Natural colours and flavours: Roadmap to a bursting market
What started as a trend is now the standard: Rising consumer demand for Clean Label ingredients has been a huge influence on the food industry for several years now.
Fi Europe & Ni, from 28 to 30 November in Frankfurt, bundles innovation, market knowledge and expert know-how to meet Clean Label demands
What started as a trend is now the standard: Rising consumer demand for Clean Label ingredients has been a huge influence on the food industry for several years now. In order to offer suitable solutions for this growing market, producers of colours and flavours have committed major investments in creating natural alternatives to synthetic materials. Food ingredients Europe & Natural ingredients 2017 offers a clear overview of a sector that has developed like few others in the food and ingredients industries.
Solutions for an expanding and complex market
What began in the ‘80s with initial concerns about synthetic colours in food has led to today’s dominating demand for natural colours. As a result, nearly 60 per cent of the total food colours market is now comprised of natural solutions, according to Future Market Insights.
In parallel, Clean Label has affected the global flavours market, and both colour and flavour producers have responded with innovation and investments in R&D . “Consumers are highly sceptical about artificial additives, especially those carrying E-numbers. They avoid products with long, complex ingredient lists and have a strong wish for greater naturalness in food”, says Guido de Jager, Head of Group Marketing at GNT. For suppliers, natural colours and flavours today are part of their standard portfolio. Nevertheless, achieving successful results while reverting back to all things natural, is far from simple. Attaining Clean Label status requires standardised raw materials of the highest quality – a challenge when it comes to ingredients made by Mother Nature. In addition, stability concerns still exist around long-term or high temperature warehousing. Paul Janthial, director of the Food & Beverage Business Unit at Naturex, says: “Every natural pigment has its own specific properties in terms of heat or pH sensitivity, light stability and solubility. In order to find the right solution efficiently, the most important thing is not to focus only on the desired shade or color intensity but to share from the very beginning all relevant details about the application matrix and the process applied to it.”
With thousands of products presented in the colours and flavours categories and a high quality conference program, Fi Europe & Ni is the roadmap for the whole natural solutions sector. Barbara Lezzer, European Marketing Director at Sensient Flavours, says: “Consumers nowadays shouldn’t have to accept a compromise between health and taste – they want it all. This is why the focus of all of our research and development is to offer natural solutions based on our proprietary extraction and taste modulation technologies. FIE gives us the opportunity to share our latest developments and capabilities, to bring new product concepts to life in various sweet beverage categories.”

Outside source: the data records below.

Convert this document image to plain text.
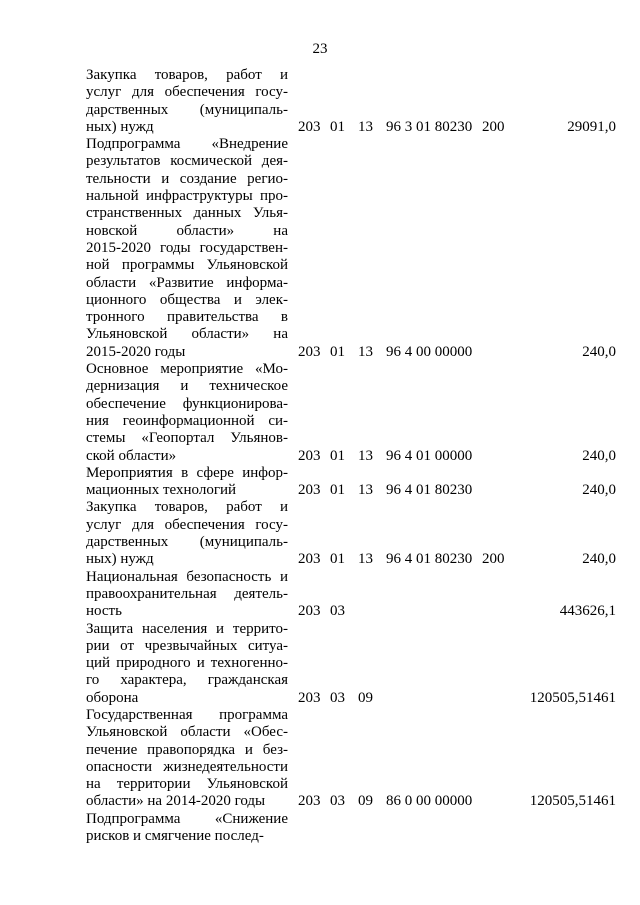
23
Закупка товаров, работ и
услуг для обеспечения госу-
дарственных (муниципаль-
ных) нужд	203 01 13 96 3 01 80230 200	29091,0
Подпрограмма «Внедрение
результатов космической дея-
тельности и создание регио-
нальной инфраструктуры про-
странственных данных Улья-
новской области» на
2015-2020 годы государствен-
ной программы Ульяновской
области «Развитие информа-
ционного общества и элек-
тронного правительства в
Ульяновской области» на
2015-2020 годы	203 01 13 96 4 00 00000	240,0
Основное мероприятие «Мо-
дернизация и техническое
обеспечение функционирова-
ния геоинформационной си-
стемы «Геопортал Ульянов-
ской области»	203 01 13 96 4 01 00000	240,0
Мероприятия в сфере инфор-
мационных технологий	203 01 13 96 4 01 80230	240,0
Закупка товаров, работ и
услуг для обеспечения госу-
дарственных (муниципаль-
ных) нужд	203 01 13 96 4 01 80230 200	240,0
Национальная безопасность и
правоохранительная деятель-
ность	203 03	443626,1
Защита населения и террито-
рии от чрезвычайных ситуа-
ций природного и техногенно-
го характера, гражданская
оборона	203 03 09	120505,51461
Государственная программа
Ульяновской области «Обес-
печение правопорядка и без-
опасности жизнедеятельности
на территории Ульяновской
области» на 2014-2020 годы	203 03 09 86 0 00 00000	120505,51461
Подпрограмма «Снижение
рисков и смягчение послед-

Fi conference and exhibitors: innovation at a glance
During the four-day Fi conference, visitors can experience concentrated knowledge and market insights. On 28 November under the headline “Clean Label & Natural Ingredients”, experts from university and industry as well as market analysts will explore subjects such as the consumer’s view of Clean Label, and technical topics from stability issues in natural colours to reformulation. “Reduction & Reformulation” on 30 November will cover sugar reduction with case studies and speeches focusing on innovative solutions without loss of flavour or functionality.
Fi Europe & Ni organiser UBM has announced a record number of exhibitors for 2017, with 1,500 suppliers. More than 350 of them will present over 2,500 products in the colours or flavours categories. The exhibitor list ranges from flagships like GNT, SVZ, Naturex, Sensient and Symrise as well as innovative newcomers such as La Tourangelle, FoodSolutionsTeam and Aroma’s Lecocq.